In May 2021, Brown filed a second appeal to the Louisiana Supreme Court against his conviction and sentence. On January 28, 2022, the Louisiana Supreme Court rejected Brown's second appeal against his conviction and sentence.

On April 3, 2023, the U.S. Supreme Court declined to review Brown's case and dismissed his second appeal.

===2023 clemency bid===
In 2023, as Louisiana Governor John Bel Edwards neared the end of his term, he publicly declared his opposition to the death penalty and called for its abolition in the state. Despite his efforts, the Louisiana legislature voted on May 24, 2023, to reject a bill that would have ended capital punishment.
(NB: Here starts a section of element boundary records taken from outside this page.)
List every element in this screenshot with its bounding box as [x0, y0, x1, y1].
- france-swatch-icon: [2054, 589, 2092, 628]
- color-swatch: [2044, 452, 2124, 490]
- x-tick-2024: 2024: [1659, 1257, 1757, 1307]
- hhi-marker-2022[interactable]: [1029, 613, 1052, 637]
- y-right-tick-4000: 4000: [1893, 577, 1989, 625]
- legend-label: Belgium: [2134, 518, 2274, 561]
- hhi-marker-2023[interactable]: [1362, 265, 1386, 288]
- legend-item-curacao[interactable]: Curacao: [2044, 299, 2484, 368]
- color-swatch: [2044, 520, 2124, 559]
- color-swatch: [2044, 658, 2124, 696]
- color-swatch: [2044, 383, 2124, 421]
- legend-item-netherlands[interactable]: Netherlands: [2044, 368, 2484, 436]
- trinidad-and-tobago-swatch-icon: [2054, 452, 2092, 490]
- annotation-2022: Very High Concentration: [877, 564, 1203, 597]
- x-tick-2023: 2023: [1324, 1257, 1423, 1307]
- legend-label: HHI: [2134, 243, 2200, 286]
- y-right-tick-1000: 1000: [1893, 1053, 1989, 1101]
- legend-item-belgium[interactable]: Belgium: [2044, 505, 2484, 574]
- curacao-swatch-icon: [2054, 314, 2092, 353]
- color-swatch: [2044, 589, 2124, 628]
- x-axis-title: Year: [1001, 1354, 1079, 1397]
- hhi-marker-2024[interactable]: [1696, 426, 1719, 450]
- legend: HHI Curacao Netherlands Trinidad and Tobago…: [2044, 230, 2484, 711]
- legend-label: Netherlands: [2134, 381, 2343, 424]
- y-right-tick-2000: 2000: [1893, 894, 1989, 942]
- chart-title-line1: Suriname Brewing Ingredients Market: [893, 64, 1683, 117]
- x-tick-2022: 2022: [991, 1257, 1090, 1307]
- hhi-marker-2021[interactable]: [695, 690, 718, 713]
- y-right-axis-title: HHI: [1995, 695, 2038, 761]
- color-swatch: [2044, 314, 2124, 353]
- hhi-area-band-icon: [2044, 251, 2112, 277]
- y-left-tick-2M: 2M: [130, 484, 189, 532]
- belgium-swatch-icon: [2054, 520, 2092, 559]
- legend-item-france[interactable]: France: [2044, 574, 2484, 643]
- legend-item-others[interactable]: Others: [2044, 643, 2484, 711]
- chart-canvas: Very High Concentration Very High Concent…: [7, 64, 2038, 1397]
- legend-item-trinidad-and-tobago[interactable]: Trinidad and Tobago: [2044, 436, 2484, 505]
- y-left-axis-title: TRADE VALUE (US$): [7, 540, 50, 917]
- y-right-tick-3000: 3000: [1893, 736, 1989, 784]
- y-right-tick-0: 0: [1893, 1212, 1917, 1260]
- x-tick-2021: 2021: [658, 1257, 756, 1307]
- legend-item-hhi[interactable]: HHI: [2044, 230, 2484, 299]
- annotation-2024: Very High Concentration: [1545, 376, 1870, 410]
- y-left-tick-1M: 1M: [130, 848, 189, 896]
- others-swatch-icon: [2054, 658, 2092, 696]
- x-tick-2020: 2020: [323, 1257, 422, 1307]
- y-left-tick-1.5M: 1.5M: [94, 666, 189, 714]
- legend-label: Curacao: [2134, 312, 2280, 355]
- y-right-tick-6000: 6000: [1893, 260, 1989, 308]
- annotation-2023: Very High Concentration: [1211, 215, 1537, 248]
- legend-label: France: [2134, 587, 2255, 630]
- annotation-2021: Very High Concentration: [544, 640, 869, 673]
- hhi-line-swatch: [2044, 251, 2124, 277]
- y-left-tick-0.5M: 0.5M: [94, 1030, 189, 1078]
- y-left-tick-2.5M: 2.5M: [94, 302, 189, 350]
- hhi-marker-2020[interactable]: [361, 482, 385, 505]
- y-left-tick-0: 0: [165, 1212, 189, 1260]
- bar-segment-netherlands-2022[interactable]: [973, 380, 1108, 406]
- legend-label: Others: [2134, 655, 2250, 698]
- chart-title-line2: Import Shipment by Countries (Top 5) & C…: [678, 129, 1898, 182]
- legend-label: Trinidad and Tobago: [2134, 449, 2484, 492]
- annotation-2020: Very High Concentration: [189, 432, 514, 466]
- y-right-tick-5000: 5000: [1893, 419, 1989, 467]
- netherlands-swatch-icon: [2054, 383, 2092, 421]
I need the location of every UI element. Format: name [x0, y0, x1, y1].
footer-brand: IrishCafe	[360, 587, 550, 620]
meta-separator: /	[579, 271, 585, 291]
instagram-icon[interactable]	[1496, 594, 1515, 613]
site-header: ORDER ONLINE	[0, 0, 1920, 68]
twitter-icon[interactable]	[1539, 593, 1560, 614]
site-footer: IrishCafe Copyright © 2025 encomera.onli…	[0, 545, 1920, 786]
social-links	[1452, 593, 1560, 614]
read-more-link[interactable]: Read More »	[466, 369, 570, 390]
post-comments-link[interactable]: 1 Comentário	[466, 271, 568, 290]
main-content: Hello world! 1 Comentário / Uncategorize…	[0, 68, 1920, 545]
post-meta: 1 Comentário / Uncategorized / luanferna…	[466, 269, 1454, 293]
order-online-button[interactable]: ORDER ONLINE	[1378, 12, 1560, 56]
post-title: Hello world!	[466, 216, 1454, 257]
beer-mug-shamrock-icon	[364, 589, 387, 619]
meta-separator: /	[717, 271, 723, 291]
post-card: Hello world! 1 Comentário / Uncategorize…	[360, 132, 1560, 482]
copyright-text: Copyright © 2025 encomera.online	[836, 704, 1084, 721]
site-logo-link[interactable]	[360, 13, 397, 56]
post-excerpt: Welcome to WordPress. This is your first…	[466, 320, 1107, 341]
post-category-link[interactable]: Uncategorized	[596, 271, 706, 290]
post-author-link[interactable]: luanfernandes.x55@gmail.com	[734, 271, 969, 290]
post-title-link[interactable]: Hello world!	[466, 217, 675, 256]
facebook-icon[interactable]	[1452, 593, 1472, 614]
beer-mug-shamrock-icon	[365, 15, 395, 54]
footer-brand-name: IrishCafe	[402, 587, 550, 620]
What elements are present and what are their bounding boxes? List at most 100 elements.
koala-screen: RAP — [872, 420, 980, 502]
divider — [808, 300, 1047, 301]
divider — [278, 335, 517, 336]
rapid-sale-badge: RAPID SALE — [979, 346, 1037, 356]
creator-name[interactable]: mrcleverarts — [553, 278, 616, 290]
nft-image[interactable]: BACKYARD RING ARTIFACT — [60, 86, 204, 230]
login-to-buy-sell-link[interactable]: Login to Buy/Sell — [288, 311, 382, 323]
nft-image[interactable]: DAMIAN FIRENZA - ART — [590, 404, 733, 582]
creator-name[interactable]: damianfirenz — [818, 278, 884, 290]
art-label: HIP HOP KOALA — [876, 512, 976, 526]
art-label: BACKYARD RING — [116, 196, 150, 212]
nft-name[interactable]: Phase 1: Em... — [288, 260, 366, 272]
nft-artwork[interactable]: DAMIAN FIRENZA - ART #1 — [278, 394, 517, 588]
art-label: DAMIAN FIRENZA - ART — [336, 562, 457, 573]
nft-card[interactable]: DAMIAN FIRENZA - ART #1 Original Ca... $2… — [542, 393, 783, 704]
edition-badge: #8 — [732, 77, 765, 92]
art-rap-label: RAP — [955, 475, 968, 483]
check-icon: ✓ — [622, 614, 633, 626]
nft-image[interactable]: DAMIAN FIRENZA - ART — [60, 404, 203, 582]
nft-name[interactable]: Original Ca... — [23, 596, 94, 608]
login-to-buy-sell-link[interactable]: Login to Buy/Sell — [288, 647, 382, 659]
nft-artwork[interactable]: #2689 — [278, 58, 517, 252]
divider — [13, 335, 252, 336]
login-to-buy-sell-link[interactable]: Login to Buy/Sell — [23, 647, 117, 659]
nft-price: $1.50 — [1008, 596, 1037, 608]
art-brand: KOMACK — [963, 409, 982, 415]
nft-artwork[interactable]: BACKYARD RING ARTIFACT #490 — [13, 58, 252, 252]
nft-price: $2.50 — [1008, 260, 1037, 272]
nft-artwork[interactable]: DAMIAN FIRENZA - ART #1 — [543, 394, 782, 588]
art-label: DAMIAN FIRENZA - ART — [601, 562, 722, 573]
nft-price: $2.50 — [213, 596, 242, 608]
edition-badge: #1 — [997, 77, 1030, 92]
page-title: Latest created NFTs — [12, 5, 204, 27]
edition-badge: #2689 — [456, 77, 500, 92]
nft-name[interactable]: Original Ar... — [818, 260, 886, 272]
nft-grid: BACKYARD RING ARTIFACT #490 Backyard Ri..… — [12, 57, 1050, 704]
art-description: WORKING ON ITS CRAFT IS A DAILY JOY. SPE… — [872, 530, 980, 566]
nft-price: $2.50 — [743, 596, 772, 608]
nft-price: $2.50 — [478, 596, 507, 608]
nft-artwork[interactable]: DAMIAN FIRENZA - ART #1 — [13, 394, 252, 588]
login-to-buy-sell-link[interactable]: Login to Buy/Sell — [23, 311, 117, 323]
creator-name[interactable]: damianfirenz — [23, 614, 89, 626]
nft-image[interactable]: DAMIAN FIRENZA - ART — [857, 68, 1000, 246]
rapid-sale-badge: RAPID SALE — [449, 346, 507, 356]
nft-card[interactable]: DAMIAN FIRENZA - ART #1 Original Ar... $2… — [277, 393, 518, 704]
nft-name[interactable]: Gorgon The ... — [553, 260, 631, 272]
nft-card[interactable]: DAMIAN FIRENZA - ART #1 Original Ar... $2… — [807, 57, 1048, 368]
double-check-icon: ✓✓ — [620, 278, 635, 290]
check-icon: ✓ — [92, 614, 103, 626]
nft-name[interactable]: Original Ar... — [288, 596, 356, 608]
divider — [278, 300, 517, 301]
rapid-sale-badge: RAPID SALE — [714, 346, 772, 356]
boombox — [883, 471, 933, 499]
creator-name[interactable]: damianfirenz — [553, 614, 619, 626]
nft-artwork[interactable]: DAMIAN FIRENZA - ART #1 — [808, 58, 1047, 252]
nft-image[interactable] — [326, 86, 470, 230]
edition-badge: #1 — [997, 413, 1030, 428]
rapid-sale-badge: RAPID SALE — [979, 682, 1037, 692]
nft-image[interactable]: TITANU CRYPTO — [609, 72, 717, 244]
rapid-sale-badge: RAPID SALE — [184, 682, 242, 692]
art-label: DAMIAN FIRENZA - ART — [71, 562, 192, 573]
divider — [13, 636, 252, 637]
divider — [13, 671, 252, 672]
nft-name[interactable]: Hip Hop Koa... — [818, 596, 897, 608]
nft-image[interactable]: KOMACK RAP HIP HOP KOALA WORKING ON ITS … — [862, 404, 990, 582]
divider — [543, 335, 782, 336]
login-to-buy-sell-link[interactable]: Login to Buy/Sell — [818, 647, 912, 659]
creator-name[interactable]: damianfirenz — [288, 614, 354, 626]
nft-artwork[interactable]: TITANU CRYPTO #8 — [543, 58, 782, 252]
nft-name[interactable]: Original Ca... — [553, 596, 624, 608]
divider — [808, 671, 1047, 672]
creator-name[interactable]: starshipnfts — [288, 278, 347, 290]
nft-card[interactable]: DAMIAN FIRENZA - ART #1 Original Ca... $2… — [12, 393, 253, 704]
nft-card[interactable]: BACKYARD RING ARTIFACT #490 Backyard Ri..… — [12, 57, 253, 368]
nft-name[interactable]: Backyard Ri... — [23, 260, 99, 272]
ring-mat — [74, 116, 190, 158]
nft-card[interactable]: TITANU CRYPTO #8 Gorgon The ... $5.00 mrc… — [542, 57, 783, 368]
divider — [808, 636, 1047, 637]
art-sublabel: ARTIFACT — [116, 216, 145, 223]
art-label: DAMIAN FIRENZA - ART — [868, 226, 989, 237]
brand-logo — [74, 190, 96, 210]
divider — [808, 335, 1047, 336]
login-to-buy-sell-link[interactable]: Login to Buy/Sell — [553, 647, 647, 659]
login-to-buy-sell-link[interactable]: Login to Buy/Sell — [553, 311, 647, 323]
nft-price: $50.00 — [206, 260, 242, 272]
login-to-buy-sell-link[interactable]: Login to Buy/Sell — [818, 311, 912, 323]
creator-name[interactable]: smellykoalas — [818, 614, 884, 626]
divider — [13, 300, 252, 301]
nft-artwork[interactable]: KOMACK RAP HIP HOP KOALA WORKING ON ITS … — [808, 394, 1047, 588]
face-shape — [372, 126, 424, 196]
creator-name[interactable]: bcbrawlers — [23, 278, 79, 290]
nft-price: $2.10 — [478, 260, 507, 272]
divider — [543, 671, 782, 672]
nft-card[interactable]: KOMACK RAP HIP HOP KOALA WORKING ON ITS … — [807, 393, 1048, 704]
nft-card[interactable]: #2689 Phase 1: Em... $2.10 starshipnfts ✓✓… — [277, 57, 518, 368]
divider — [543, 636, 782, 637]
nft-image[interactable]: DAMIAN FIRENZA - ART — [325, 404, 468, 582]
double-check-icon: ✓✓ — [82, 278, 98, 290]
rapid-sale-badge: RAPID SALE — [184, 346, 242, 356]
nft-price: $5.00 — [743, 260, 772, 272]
The following month, in June 2023, 55 of the 56 inmates on Louisiana's death row — including David Brown and Jeffrey Clark — filed clemency petitions requesting that their death sentences be commuted to life imprisonment before Governor Edwards left office. These petitions were reviewed by the Louisiana Board of Pardons and Committee on Parole. However, in July 2023, the Board denied all 56 petitions, citing state law that requires a one-year waiting period after the conclusion of all legal appeals before clemency can be requested.

In October 2023, the Board also rejected clemency petitions from five additional death row inmates, including Antoinette Frank.

==Current status==
After receiving death sentences, Jeffrey Clark and David Brown were transferred to death row at the Louisiana State Penitentiary. By 2023, they were among 57 inmates still awaiting execution in the state.

In February 2025, Louisiana announced plans to resume executions, ending a 15-year moratorium that had been in effect since 2010. On March 18, 2025, the state carried out its first execution in over a decade, conducting the execution of Jessie Hoffman Jr. with nitrogen hypoxia. As of the day before the execution, March 17, 2025, there were 56 inmates on death row, including Clark and Brown. Following Hoffman's execution, the number dropped to 55.

As of 2025, the remaining three members of the Angola 5 — David Mathis, Barry Edge, and Robert Carley — continued serving life sentences at the Louisiana State Penitentiary for the murder of Captain David Knapps, as well as for their earlier murder convictions. A 2019 report showed that about 4,700 offenders, including Mathis, Edge and Carley, were serving life without parole at the Louisiana State Penitentiary, making Louisiana primarily the state with the highest sentencing rate of life without parole in the United States.